6. Parameter Estimation and Confidence Intervals: Practical 6
Introduction
Objectives
Learn how to do the following in R
- construct a confidence interval for a mean on the basis of summary statistics as well as raw data
- construct a confidence interval for a proportion on the basis of summary statistics as well as raw data
Instruction
- Read through the text below
- Execute code-examples and compare your results with what is explained in the text
- Make the exercises
- Time: 180 minutes
Introduction
In this practical the central question is: based on a sample, what can we infer about the population? To learn about this we are going to use samples from a population to estimate population parameters (means and proportions) as well as the degree of uncertainty about these parameters.

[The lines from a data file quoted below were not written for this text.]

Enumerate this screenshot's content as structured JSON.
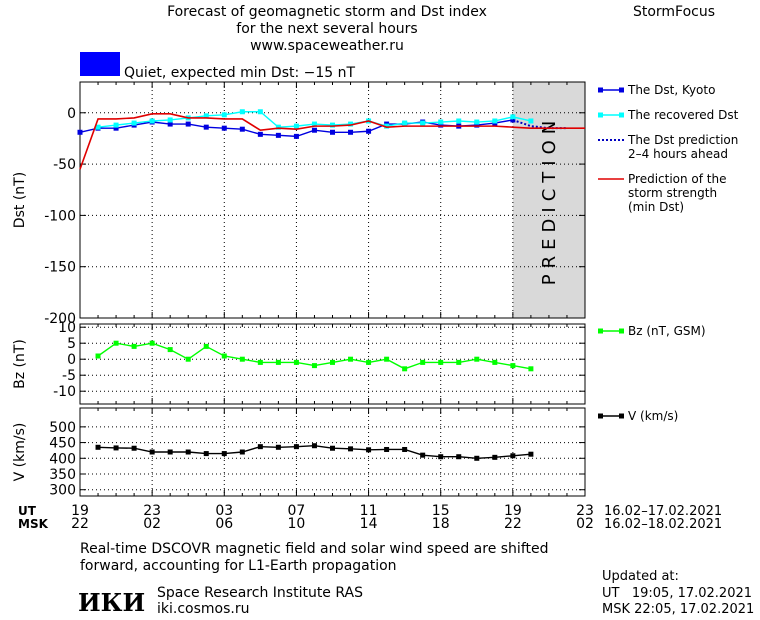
{
  "header": {
    "title_line1": "Forecast of geomagnetic storm and Dst index",
    "title_line2": "for the next several hours",
    "title_line3": "www.spaceweather.ru",
    "brand": "StormFocus",
    "status_text": "Quiet, expected min Dst: −15 nT",
    "status_color": "#0000ff"
  },
  "colors": {
    "dst_kyoto": "#0000e0",
    "dst_recovered": "#00ffff",
    "dst_prediction": "#0000c0",
    "storm_strength": "#e00000",
    "bz": "#00ff00",
    "v": "#000000",
    "prediction_zone": "#d9d9d9"
  },
  "time_axis": {
    "ut_label": "UT",
    "msk_label": "MSK",
    "ut_ticks": [
      "19",
      "23",
      "03",
      "07",
      "11",
      "15",
      "19",
      "23"
    ],
    "msk_ticks": [
      "22",
      "02",
      "06",
      "10",
      "14",
      "18",
      "22",
      "02"
    ],
    "ut_range_text": "16.02–17.02.2021",
    "msk_range_text": "16.02–18.02.2021"
  },
  "prediction_label": "PREDICTION",
  "footer": {
    "note_line1": "Real-time DSCOVR magnetic field and solar wind speed are shifted",
    "note_line2": "forward, accounting for L1-Earth propagation",
    "institute_logo": "ИКИ",
    "institute_name": "Space Research Institute RAS",
    "institute_url": "iki.cosmos.ru",
    "updated_label": "Updated at:",
    "updated_ut": "UT   19:05, 17.02.2021",
    "updated_msk": "MSK 22:05, 17.02.2021"
  },
  "chart_data": [
    {
      "type": "line",
      "ylabel": "Dst (nT)",
      "ylim": [
        -200,
        30
      ],
      "yticks": [
        0,
        -50,
        -100,
        -150,
        -200
      ],
      "xlim": [
        0,
        28
      ],
      "prediction_start_hour": 24,
      "legend": [
        {
          "key": "kyoto",
          "label_lines": [
            "The Dst, Kyoto"
          ]
        },
        {
          "key": "recovered",
          "label_lines": [
            "The recovered Dst"
          ]
        },
        {
          "key": "prediction",
          "label_lines": [
            "The Dst prediction",
            "2–4 hours ahead"
          ]
        },
        {
          "key": "storm",
          "label_lines": [
            "Prediction of the",
            "storm strength",
            "(min Dst)"
          ]
        }
      ],
      "series": [
        {
          "key": "kyoto",
          "x": [
            0,
            1,
            2,
            3,
            4,
            5,
            6,
            7,
            8,
            9,
            10,
            11,
            12,
            13,
            14,
            15,
            16,
            17,
            18,
            19,
            20,
            21,
            22,
            23,
            24
          ],
          "y": [
            -19,
            -15,
            -15,
            -12,
            -9,
            -11,
            -11,
            -14,
            -15,
            -16,
            -21,
            -22,
            -23,
            -17,
            -19,
            -19,
            -18,
            -11,
            -11,
            -9,
            -12,
            -13,
            -12,
            -10,
            -7
          ]
        },
        {
          "key": "recovered",
          "x": [
            1,
            2,
            3,
            4,
            5,
            6,
            7,
            8,
            9,
            10,
            11,
            12,
            13,
            14,
            15,
            16,
            17,
            18,
            19,
            20,
            21,
            22,
            23,
            24,
            25
          ],
          "y": [
            -14,
            -12,
            -10,
            -8,
            -7,
            -5,
            -3,
            -2,
            1,
            1,
            -14,
            -13,
            -11,
            -12,
            -11,
            -8,
            -13,
            -10,
            -10,
            -9,
            -8,
            -9,
            -8,
            -4,
            -8
          ]
        },
        {
          "key": "prediction",
          "x": [
            24,
            25,
            26,
            27
          ],
          "y": [
            -7,
            -13,
            -15,
            -15
          ]
        },
        {
          "key": "storm",
          "x": [
            0,
            1,
            2,
            3,
            4,
            5,
            6,
            7,
            8,
            9,
            10,
            11,
            12,
            13,
            14,
            15,
            16,
            17,
            18,
            19,
            20,
            21,
            22,
            23,
            24,
            25,
            26,
            27,
            28
          ],
          "y": [
            -55,
            -6,
            -6,
            -5,
            -1,
            -1,
            -5,
            -5,
            -6,
            -6,
            -17,
            -15,
            -16,
            -13,
            -13,
            -12,
            -8,
            -14,
            -13,
            -13,
            -13,
            -13,
            -13,
            -13,
            -14,
            -15,
            -15,
            -15,
            -15
          ]
        }
      ]
    },
    {
      "type": "line",
      "ylabel": "Bz (nT)",
      "ylim": [
        -14,
        11
      ],
      "yticks": [
        10,
        5,
        0,
        -5,
        -10
      ],
      "xlim": [
        0,
        28
      ],
      "legend": [
        {
          "key": "bz",
          "label_lines": [
            "Bz (nT, GSM)"
          ]
        }
      ],
      "series": [
        {
          "key": "bz",
          "x": [
            1,
            2,
            3,
            4,
            5,
            6,
            7,
            8,
            9,
            10,
            11,
            12,
            13,
            14,
            15,
            16,
            17,
            18,
            19,
            20,
            21,
            22,
            23,
            24,
            25
          ],
          "y": [
            1,
            5,
            4,
            5,
            3,
            0,
            4,
            1,
            0,
            -1,
            -1,
            -1,
            -2,
            -1,
            0,
            -1,
            0,
            -3,
            -1,
            -1,
            -1,
            0,
            -1,
            -2,
            -3
          ]
        }
      ]
    },
    {
      "type": "line",
      "ylabel": "V (km/s)",
      "ylim": [
        280,
        560
      ],
      "yticks": [
        500,
        450,
        400,
        350,
        300
      ],
      "ytick_labels": [
        "500",
        "450",
        "400",
        "350",
        "300"
      ],
      "xlim": [
        0,
        28
      ],
      "legend": [
        {
          "key": "v",
          "label_lines": [
            "V (km/s)"
          ]
        }
      ],
      "series": [
        {
          "key": "v",
          "x": [
            1,
            2,
            3,
            4,
            5,
            6,
            7,
            8,
            9,
            10,
            11,
            12,
            13,
            14,
            15,
            16,
            17,
            18,
            19,
            20,
            21,
            22,
            23,
            24,
            25
          ],
          "y": [
            435,
            433,
            432,
            420,
            420,
            420,
            415,
            415,
            420,
            437,
            435,
            437,
            440,
            432,
            430,
            427,
            428,
            428,
            410,
            405,
            405,
            400,
            403,
            408,
            413
          ]
        }
      ]
    }
  ]
}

But before we get to the estimation-part, let's first introduce the data that we will use. It presents information about green roofs in Amsterdam. The data is originating from the public data repository from the municipality of Amsterdam (https://maps.amsterdam.nl/groene_daken/ , see also https://maps.amsterdam.nl/open_geodata/ and https://maps.amsterdam.nl/ ) and is used for administrative purposes, policy-making but also to inform the general public.
The map below illustrates some aspects of the data: the location of green roofs and its categorization into 6 different types. If you go to the website you will find that the map is interactive and you can find specific information attached to each icon.
The data on green roofs have already been downloaded and stored in a script, let's load it into R by executing the following command.
source('http://horizon.science.uva.nl/public/VVA/groenedaken.R')
After executing this command we have the data frames V and D in the R workspace. By exploring the contents of the two data frames we see that they contain different variables and that the information refers to different objects as well. Dataframe V contains information about water storage capacity and total volume that can be stored on a roof (this concerns 'sedumdaken' only), while dataframe D contains information about the different types of roofs as well as the neighbourhood ('stadsdeel') where the roof is located. In the first part of this practical we are going to use V.